For their loyalty, they are rewarded with perks such as having the right to live in Pyongyang, getting an apartment on a lower floor -- so they don't have to climb 30 floors when the power goes out -- and generous material compensation.
"We live on the fourth floor," boasted another tour guide, who has developed a beer belly. "I have two Japanese TV sets and a South Korean refrigerator."
Pyongyang is a showcase city, filled with grandiose war monuments, an unusual number of Soviet-style sports stadiums and endless rows of high-rise apartment blocks. The government maintains strict controls over who can live there and North Koreans who want to visit need special permission.
But even the privileged have little access to outside information and are kept in the dark about many state matters. Having a shortwave radio and watching Chinese television are serious crimes.
Locals and foreigners are kept as segregated as possible. On trains, the door between compartments for foreigners and North Koreans is locked. The 100 or so foreigners who live in Pyongyang are discouraged from learning Korean and international aid agencies say it is almost impossible to hire Korean-speaking staff. Tourists are not allowed to go anywhere without their guides.
All North Koreans are essentially required to keep an eye on each other as well. They are not allowed to be alone with foreigners. A South Korean businessman living in North Korea said he always meets with at least two North Koreans.
Citizens must attend weekly self-criticism sessions with their neighbors or colleagues and report any mistakes someone may have made.
They have no idea that President Bush labeled them part of the "axis of evil," along with Iran and Iraq, in his state of the union address last year. The tour guide, who, as a trusted party member is allowed contact with foreigners, had heard something about it.
"Is it axis of devil?" he asked. "Or devil axis?"
He also did not know his government test-fired two missiles earlier this year. One of them was launched just hours before the inauguration of South Korean President Roh Moo-hyun in February.
"There's nothing to do in Pyongyang," said a Chinese tour guide who visits frequently. "They know nothing about the outside world. The only things about Pyongyang are: the air is clean and the girls have never been touched."
They are equally uninformed about domestic matters, including their own "dear leader," one of the many titles for Kim Jong-il. The state releases no information about his family or any other personal details. He is believed to have three children, each with different mothers.
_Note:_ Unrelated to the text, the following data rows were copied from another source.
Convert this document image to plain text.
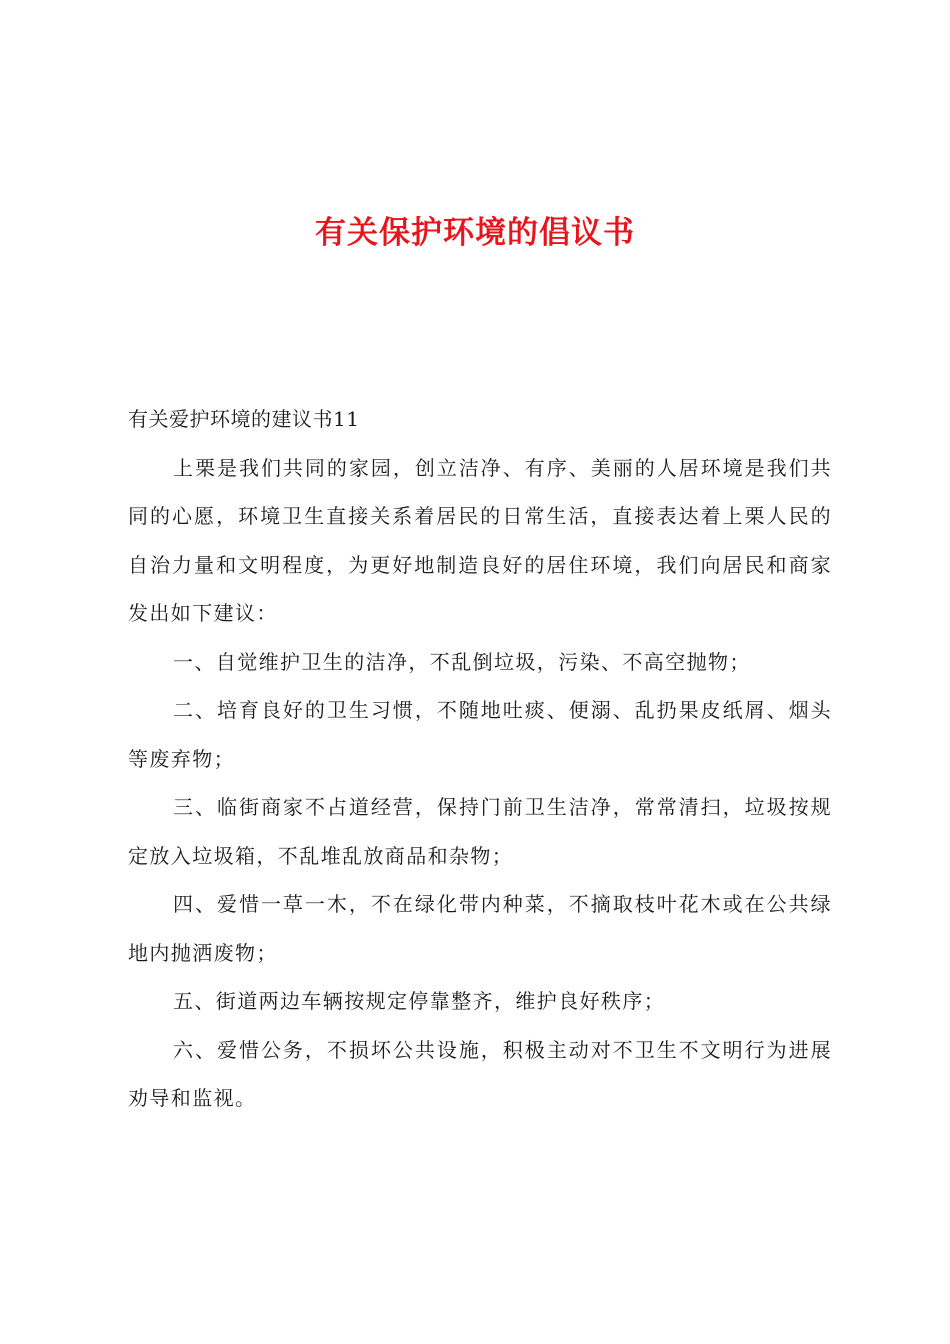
有关保护环境的倡议书

有关爱护环境的建议书11

上栗是我们共同的家园，创立洁净、有序、美丽的人居环境是我们共同的心愿，环境卫生直接关系着居民的日常生活，直接表达着上栗人民的自治力量和文明程度，为更好地制造良好的居住环境，我们向居民和商家发出如下建议：

一、自觉维护卫生的洁净，不乱倒垃圾，污染、不高空抛物；

二、培育良好的卫生习惯，不随地吐痰、便溺、乱扔果皮纸屑、烟头等废弃物；

三、临街商家不占道经营，保持门前卫生洁净，常常清扫，垃圾按规定放入垃圾箱，不乱堆乱放商品和杂物；

四、爱惜一草一木，不在绿化带内种菜，不摘取枝叶花木或在公共绿地内抛洒废物；

五、街道两边车辆按规定停靠整齐，维护良好秩序；

六、爱惜公务，不损坏公共设施，积极主动对不卫生不文明行为进展劝导和监视。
"Korean people have heard his voice only once," the guide said. "They have never seen his wife. I hear a lot from tourists, but people here don't know."
Cult-like worship of Kim Jong-il and his father, Kim Il-sung, who ruled the country for 45 years until his death in 1994, is at the center of the regime's grip on power. Most people wear a lapel pin in public of one or both of them. Such attachment is beginning to fray, at least among residents in some rural areas. While portraits of the two hang in every public building and office in the country, refugees in China say that some citizens have torn down posters with his image from their walls, citing the toll the country's famine has taken on their lives.
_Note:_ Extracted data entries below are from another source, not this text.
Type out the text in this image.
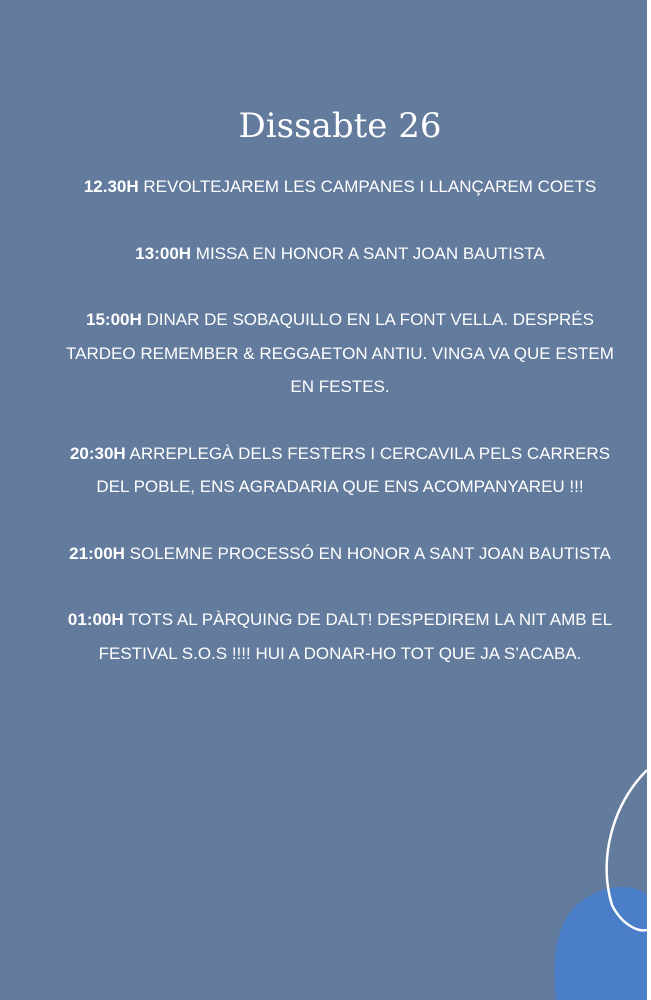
Dissabte 26

12.30H REVOLTEJAREM LES CAMPANES I LLANÇAREM COETS

13:00H MISSA EN HONOR A SANT JOAN BAUTISTA

15:00H DINAR DE SOBAQUILLO EN LA FONT VELLA. DESPRÉS TARDEO REMEMBER & REGGAETON ANTIU. VINGA VA QUE ESTEM EN FESTES.

20:30H ARREPLEGÀ DELS FESTERS I CERCAVILA PELS CARRERS DEL POBLE, ENS AGRADARIA QUE ENS ACOMPANYAREU !!!

21:00H SOLEMNE PROCESSÓ EN HONOR A SANT JOAN BAUTISTA

01:00H TOTS AL PÀRQUING DE DALT! DESPEDIREM LA NIT AMB EL FESTIVAL S.O.S !!!! HUI A DONAR-HO TOT QUE JA S’ACABA.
A 70-foot high bronze statue of Kim Il-sung is one of only two structures lighted at night. (The other is the Tower of the Juche Idea.) Visitors are asked to buy flowers and bow at the statue and warned that if they take a photo of it that does not include the entire body, it's "very dangerous."
Some North Koreans have also apparently learned to channel Kim Jong-il. A visiting European reporter who recently asked to interview him was met with a puzzled look.
"You don't need to talk to him," a North Korean official finally answered. "He's talking to you through us."